FIX: What constitutes success as it relates to the model? Getting every race right? Something else?
EL: That's a very good question! A model should not be judged on whether it gets every race right, any more than a handicapper should. Rather, it should be judged on the probabilities it assigns to those outcomes. If the election were tomorrow and the Democrats held the majority, our prediction would turn out to be bad relative to the others. But the reverse is also true: if the Republicans claim the Senate, we would be better than the others. That's true even though pretty much all of the forecasters at least tilt toward a Republican Senate. A confident prediction should be punished especially hard if it's wrong, but it should also be rewarded more than others if it's right. When the issue is probability (as opposed to, say, vote shares), being on the correct side of 50 percent is not the end of the story.
On the other hand, the most we can do with one election is to identify the model that performed best for that election in the sense that the actual outcome was considered most likely according to its predictions. But "less likely" almost never means "impossible," so there's always the chance that this year was a fluke and a different model would perform better over a series of years. So while we should definitely rate the modelers after the election, the conversation about what makes the most sense for multiple elections will continue.
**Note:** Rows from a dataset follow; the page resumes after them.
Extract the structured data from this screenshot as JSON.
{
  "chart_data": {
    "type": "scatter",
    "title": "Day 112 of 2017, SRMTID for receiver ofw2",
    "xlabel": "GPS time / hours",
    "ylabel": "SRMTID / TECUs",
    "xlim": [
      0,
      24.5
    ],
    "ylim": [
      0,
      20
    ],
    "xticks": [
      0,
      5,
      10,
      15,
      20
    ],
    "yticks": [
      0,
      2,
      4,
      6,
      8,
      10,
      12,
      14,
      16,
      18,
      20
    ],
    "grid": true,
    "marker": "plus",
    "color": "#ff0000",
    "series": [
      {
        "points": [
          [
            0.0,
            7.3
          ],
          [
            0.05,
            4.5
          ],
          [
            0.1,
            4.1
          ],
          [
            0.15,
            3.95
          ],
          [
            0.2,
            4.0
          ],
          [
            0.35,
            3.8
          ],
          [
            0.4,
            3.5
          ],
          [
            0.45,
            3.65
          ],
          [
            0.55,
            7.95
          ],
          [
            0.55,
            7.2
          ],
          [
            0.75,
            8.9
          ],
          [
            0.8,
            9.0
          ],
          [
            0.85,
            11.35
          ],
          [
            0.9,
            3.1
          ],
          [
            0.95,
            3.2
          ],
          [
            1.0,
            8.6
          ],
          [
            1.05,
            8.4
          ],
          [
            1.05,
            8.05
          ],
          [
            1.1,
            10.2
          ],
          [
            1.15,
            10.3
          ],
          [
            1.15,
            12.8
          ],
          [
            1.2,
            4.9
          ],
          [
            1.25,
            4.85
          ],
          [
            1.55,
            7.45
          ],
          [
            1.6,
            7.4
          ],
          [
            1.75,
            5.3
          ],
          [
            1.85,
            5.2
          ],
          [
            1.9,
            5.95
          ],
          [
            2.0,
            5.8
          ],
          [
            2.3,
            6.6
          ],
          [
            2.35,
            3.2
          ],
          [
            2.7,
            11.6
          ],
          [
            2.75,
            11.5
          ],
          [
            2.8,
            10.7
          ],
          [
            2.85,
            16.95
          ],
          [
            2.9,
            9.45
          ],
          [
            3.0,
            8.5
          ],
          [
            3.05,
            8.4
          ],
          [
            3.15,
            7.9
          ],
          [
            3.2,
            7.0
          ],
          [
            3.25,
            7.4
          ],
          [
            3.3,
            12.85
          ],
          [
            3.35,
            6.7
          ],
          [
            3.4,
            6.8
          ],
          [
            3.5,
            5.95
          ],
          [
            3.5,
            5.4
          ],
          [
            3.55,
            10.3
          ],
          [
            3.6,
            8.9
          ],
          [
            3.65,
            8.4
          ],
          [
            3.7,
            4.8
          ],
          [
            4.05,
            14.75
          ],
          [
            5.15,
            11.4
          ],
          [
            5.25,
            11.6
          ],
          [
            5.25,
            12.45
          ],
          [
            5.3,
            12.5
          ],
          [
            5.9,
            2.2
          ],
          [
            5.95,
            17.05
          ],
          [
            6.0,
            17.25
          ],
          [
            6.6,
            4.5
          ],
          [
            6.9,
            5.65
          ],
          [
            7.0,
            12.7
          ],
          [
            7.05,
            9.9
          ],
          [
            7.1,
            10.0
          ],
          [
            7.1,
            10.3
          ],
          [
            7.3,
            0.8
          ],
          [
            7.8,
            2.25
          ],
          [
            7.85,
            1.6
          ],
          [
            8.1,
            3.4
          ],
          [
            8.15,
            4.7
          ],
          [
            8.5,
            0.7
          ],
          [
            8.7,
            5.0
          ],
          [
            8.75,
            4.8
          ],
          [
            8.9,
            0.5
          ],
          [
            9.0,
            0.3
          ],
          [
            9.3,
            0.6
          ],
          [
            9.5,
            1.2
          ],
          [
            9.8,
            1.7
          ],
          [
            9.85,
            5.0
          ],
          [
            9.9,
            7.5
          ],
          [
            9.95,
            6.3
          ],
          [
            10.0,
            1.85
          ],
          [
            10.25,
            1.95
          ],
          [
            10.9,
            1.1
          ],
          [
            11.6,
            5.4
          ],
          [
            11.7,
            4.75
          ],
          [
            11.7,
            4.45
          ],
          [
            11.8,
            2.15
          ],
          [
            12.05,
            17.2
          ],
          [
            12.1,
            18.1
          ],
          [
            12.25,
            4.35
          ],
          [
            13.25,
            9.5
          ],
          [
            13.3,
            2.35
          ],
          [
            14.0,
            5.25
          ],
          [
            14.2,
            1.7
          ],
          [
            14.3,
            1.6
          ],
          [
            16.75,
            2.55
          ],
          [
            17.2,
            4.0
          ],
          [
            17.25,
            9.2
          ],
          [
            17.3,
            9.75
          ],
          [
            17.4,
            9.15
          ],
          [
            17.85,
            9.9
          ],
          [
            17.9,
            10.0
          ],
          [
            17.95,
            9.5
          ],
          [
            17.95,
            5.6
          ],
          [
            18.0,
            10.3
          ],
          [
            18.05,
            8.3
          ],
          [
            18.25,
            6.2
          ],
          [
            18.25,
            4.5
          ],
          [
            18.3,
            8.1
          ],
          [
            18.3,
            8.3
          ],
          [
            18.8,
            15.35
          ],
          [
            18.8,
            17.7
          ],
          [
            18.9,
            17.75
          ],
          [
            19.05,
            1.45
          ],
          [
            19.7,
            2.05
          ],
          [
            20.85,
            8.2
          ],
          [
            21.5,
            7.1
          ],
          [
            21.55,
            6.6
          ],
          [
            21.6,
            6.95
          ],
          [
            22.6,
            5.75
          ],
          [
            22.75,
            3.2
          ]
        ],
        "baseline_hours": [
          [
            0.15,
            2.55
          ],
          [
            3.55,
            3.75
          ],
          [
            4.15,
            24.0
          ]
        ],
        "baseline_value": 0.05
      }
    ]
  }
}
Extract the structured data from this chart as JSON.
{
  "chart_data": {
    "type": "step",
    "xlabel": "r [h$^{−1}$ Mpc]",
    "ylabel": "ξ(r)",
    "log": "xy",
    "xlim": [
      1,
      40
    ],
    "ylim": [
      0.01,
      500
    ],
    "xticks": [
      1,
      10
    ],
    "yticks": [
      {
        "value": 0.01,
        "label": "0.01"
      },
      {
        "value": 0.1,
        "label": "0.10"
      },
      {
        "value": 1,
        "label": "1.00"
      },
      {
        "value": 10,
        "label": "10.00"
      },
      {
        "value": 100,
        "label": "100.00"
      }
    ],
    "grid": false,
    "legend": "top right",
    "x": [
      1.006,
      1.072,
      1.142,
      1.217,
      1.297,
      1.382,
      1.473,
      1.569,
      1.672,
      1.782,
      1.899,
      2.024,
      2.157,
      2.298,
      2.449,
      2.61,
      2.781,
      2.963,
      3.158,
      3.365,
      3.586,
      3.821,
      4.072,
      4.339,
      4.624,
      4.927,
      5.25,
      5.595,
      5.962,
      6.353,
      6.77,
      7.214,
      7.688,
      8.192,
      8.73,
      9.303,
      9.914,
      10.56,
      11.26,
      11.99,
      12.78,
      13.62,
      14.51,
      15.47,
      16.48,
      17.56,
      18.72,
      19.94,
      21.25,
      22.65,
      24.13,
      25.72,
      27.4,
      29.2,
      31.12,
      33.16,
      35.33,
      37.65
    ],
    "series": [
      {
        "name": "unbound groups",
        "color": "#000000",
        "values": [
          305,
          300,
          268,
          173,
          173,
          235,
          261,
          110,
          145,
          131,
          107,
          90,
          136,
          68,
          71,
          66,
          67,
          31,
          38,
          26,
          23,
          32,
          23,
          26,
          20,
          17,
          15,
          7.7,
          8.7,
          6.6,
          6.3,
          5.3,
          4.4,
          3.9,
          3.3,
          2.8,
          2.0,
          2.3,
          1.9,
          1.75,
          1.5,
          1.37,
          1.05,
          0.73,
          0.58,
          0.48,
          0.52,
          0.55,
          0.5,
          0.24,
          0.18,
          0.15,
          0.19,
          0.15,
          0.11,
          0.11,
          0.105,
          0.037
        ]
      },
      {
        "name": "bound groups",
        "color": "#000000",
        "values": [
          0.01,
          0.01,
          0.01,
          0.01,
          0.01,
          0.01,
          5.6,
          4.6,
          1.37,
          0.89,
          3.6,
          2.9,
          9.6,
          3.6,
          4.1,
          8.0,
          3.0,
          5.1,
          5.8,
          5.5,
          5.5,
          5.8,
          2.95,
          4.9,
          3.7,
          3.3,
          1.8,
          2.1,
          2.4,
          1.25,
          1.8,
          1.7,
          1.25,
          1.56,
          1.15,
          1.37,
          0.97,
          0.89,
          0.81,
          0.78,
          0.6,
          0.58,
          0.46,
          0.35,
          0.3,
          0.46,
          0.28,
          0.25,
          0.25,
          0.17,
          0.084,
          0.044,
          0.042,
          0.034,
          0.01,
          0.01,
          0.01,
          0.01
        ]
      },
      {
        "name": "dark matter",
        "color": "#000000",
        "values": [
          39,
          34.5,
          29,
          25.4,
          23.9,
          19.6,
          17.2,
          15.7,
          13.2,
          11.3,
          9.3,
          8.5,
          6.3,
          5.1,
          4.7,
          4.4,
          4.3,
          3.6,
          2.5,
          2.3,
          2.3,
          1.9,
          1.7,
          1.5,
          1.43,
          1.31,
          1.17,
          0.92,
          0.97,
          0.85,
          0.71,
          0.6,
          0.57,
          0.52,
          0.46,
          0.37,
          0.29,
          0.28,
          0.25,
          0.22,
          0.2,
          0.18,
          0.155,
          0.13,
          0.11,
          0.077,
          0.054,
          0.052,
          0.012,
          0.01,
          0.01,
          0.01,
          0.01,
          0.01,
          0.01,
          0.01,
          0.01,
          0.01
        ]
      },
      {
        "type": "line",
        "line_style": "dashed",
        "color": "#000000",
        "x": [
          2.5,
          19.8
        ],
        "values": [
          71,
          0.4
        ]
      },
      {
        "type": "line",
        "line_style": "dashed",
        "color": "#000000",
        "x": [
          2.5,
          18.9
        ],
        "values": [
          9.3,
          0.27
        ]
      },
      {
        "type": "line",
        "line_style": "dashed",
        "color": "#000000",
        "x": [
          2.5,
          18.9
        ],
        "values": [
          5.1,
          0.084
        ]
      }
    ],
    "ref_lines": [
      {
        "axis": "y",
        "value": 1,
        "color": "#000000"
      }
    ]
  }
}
The reality is that in order to confidently figure out if one model is really better than another model (as opposed to just being lucky in a given set of races or for a single election year), we would need many more elections and election years. With enough data we could probably sort it out, but certainly looking at predictions for 36 Senate elections from a single election year will not be enough to determine once and for all if we’re better or worse than the folks at the Upshot, 538, etc.—only if we’re better or worse this year.
However, this kind of conversation is one of the great strengths of the modeling approach. For the most part, the modelers are not using information that is different than what's available to and used by everyone else watching these elections. In fact, the models often use less information than other, more qualitative, approaches. That's why these other approaches should continue to be part of the conversation. The difference is that the modelers make everything transparent and formal. They're really sticking their necks out in assigning probabilities to these specific events. That makes it easier to tell when someone got it wrong, and why. It makes our lives harder, of course, but I think it's useful for the community of people consuming these forecasts, and for advancing our understanding of what makes elections tick.